It’s crucial to remember that the primary goal is to uncover the blind spots in the project.
On December 13th, the team working on a large-scale mobile application project gathered in our Montreal office to tackle a terrible catastrophe (fortunately, a fictitious one). The scenario was as follows:
In 5 hours, our client is set to launch its biggest campaign of the decade—no less! But disaster strikes: AWS services are down across Canada. After conducting an urgent PIA (don’t forget the Law 25 ), the decision is made to migrate the entire infrastructure to the United States.
Although this scenario is far-fetched, the exercise itself is incredibly valuable. In fact, such simulations are increasingly common in the industry. In the rest of this article, we’ll discuss the various benefits and share some tips to help you get the most out of these exercises.
Choosing the Right Disaster
Every system is unique, and the scenario you choose should be tailored to its specific characteristics. A scenario that is too challenging can be demoralizing, while one that is too simple might add little value. Beyond the technological maturity of the project, a critical factor in selecting a disaster scenario is the team composition. If the original creators of the system are no longer part of the team, it’s often necessary to lower the difficulty of the scenario.
It’s crucial to remember that the primary goal is to uncover the blind spots in the project.
Taking Notes
Many organizations have disaster recovery policies that have never been tested. The “game day” presents an ideal opportunity to put them to the test. Throughout the exercise, it’s essential to document pain points and necessary fixes. The aim of the exercise isn’t to solve all the problems immediately but to identify, document, and address them afterward.
Finally, taking notes only adds value if it leads to concrete actions.
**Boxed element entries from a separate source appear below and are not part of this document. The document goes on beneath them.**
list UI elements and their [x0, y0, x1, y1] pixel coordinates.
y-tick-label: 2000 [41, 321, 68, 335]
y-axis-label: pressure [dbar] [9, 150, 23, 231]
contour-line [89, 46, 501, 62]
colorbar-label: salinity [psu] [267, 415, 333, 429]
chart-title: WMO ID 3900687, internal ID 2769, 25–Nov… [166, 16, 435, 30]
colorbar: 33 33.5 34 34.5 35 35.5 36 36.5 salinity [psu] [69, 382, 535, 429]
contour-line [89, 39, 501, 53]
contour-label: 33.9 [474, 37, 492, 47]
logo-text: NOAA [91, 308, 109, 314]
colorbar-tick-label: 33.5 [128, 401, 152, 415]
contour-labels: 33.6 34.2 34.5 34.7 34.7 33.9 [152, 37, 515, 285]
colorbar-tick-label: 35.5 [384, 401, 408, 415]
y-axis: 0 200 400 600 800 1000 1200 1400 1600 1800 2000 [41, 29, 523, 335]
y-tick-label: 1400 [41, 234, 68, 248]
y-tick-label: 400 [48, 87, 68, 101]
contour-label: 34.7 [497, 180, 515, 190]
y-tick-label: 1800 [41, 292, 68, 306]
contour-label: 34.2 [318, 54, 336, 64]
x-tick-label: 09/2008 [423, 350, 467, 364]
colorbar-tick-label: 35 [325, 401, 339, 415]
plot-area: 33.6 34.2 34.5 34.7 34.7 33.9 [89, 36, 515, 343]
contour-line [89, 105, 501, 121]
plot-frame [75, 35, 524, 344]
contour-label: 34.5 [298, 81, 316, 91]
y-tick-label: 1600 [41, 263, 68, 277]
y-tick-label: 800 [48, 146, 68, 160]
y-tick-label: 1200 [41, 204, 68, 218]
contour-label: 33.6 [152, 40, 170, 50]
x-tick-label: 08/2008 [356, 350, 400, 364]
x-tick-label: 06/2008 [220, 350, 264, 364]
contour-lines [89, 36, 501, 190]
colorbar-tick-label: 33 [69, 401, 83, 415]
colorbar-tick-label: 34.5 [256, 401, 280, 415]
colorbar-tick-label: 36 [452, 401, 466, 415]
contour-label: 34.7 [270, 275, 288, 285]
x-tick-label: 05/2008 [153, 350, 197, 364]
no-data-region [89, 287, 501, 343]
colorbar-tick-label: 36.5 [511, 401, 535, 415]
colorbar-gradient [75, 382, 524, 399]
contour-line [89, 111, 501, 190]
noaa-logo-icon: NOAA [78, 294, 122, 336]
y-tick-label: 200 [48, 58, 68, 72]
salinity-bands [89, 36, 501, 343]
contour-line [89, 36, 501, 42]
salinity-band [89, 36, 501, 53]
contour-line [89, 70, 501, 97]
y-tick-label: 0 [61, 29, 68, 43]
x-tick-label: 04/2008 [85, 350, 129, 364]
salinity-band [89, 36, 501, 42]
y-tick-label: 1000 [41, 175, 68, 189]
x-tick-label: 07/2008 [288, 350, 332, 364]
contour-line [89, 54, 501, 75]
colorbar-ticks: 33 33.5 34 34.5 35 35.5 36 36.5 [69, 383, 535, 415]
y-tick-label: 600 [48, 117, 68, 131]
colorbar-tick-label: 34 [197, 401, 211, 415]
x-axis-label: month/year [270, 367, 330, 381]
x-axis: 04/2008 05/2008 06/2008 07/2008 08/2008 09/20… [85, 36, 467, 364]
It’s vital to schedule a post-mortem session in the days following the exercise to calmly analyze the results of the simulation. Ideally, tangible actions related to the project and its policies should be incorporated into the next sprint.
Balancing Speed and Learning
Even if the scenario includes a time constraint, it’s important to make time for learning. For many team members, such an exercise is a unique opportunity to understand how certain system components work or to familiarize themselves with less common concepts in a developer’s daily routine. For instance, during our last exercise, a team member had the chance to grasp the full process of configuring DNS records.
Some moderation may be needed if someone becomes overly competitive and prioritizes speed alone. Conversely, adding some pressure can be beneficial if the team isn’t taking the exercise seriously enough. One of the main objectives remains testing the team’s resilience in difficult situations.
Conclusion
For a relatively low cost, disaster recovery exercises are an extremely valuable tool for any organization that values operational excellence. They help test the team’s resilience under stress, uncover and address blind spots in the project and internal policies, and preserve institutional knowledge that might otherwise fade over time. For these reasons, we’ve decided to include these exercises as an option in the maintenance plans we offer to our clients.
For those curious, the team managed to recreate the environment in 3 hours and 41 minutes, which (barring another catastrophe this year ) keeps us compliant with our 99.95% SLO. This success was made possible through the use of modern technologies such as ECS/Fargate and CloudFormation, along with a robust database backup strategy.
The exercise was still highly relevant! We identified poorly documented Lambda functions, an outdated SQS queue, and several other opportunities for improvement, which will be implemented in the coming weeks.